I want truncation, but not sure. Can anyone explain the exact meaning of may involve rounding or truncation?
p.s.: In my unit test, (1.7).toInt() was 1, which might involve truncation.
The KDoc of Double.toInt() is simply inherited from Number.toInt(), and for that, the exact meaning is, it is defined in the concrete Number implementation how it is converted to Int.
In Kotlin, the Double operations follow the IEEE 754 standard, and the semantics of the Double.toInt() conversion is the same as that of casting double to int in Java, i.e. normal numbers are rounded toward zero, dropping the fractional part:
println(1.1.toInt()) // 1
println(1.7.toInt()) // 1
println(-2.3.toInt()) // -2
println(-2.9.toInt()) // -2
First of all, this documentation is straight up copied from Java's documentation.
As far as I know it only truncates the decimal points, e.g. 3.14 will become 3, 12.345 will become 12, and 9.999 will become 9.

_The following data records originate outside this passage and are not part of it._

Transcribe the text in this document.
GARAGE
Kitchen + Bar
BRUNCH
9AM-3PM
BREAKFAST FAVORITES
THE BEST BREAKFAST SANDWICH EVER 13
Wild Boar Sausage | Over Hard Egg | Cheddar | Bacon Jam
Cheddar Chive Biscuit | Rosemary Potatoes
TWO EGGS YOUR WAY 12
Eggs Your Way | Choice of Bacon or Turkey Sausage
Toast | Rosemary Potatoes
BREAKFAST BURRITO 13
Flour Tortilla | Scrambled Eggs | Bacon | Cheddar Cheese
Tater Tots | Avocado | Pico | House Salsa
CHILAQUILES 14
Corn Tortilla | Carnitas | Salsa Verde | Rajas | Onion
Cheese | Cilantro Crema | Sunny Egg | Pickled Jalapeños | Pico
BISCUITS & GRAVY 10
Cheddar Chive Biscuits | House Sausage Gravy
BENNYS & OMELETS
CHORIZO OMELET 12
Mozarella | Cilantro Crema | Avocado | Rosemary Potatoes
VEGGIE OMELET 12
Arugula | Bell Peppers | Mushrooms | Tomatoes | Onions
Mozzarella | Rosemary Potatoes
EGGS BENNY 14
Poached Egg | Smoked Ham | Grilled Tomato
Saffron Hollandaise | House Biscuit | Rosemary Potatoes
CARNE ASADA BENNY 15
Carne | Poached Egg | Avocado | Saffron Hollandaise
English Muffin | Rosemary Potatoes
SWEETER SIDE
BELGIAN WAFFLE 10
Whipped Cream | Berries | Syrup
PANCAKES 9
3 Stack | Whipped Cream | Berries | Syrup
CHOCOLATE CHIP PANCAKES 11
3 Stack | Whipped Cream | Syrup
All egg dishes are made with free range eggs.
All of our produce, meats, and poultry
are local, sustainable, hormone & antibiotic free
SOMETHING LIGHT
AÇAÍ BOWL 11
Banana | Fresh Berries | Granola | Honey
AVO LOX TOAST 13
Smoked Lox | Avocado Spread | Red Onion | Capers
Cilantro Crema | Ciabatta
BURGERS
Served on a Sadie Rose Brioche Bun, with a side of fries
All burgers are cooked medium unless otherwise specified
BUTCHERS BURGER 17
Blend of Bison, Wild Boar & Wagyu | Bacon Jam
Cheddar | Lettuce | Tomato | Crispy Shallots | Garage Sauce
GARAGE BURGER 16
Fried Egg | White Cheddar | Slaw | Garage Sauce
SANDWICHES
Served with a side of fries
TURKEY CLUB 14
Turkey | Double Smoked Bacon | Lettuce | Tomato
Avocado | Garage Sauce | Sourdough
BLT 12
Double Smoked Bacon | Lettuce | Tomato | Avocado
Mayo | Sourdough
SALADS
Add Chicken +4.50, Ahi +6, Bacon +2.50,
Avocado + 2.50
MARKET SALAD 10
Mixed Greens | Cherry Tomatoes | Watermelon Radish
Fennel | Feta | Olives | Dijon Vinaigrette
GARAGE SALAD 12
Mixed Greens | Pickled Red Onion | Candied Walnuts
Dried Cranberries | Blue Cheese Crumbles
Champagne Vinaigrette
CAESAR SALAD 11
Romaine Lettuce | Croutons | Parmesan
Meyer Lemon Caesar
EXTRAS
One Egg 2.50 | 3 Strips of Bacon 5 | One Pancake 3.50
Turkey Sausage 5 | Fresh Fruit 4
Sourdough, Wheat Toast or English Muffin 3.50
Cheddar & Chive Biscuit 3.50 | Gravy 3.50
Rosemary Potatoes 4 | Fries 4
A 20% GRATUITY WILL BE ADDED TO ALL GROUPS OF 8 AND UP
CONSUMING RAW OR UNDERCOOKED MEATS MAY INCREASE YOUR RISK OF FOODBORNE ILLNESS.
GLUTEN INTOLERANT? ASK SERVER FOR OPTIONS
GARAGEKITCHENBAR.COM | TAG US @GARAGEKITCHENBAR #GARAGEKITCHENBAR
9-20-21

Reading this answer and the comments under it suggests that there is no actual rounding. The "rounding" is actually truncating. The rounding differs from Math.floor that instead of rounding to Integer.MIN_VALUE it rounds to 0.
use this roundToInt() in kotlin
import kotlin.math.roundToInt
fun main() {
var r = 3.1416
var c:Int = r.roundToInt()
println(c)
}
Use the function to.Int(), and send the value to the new variable which is marked as Int:
val x: Int = variable_name.toInt()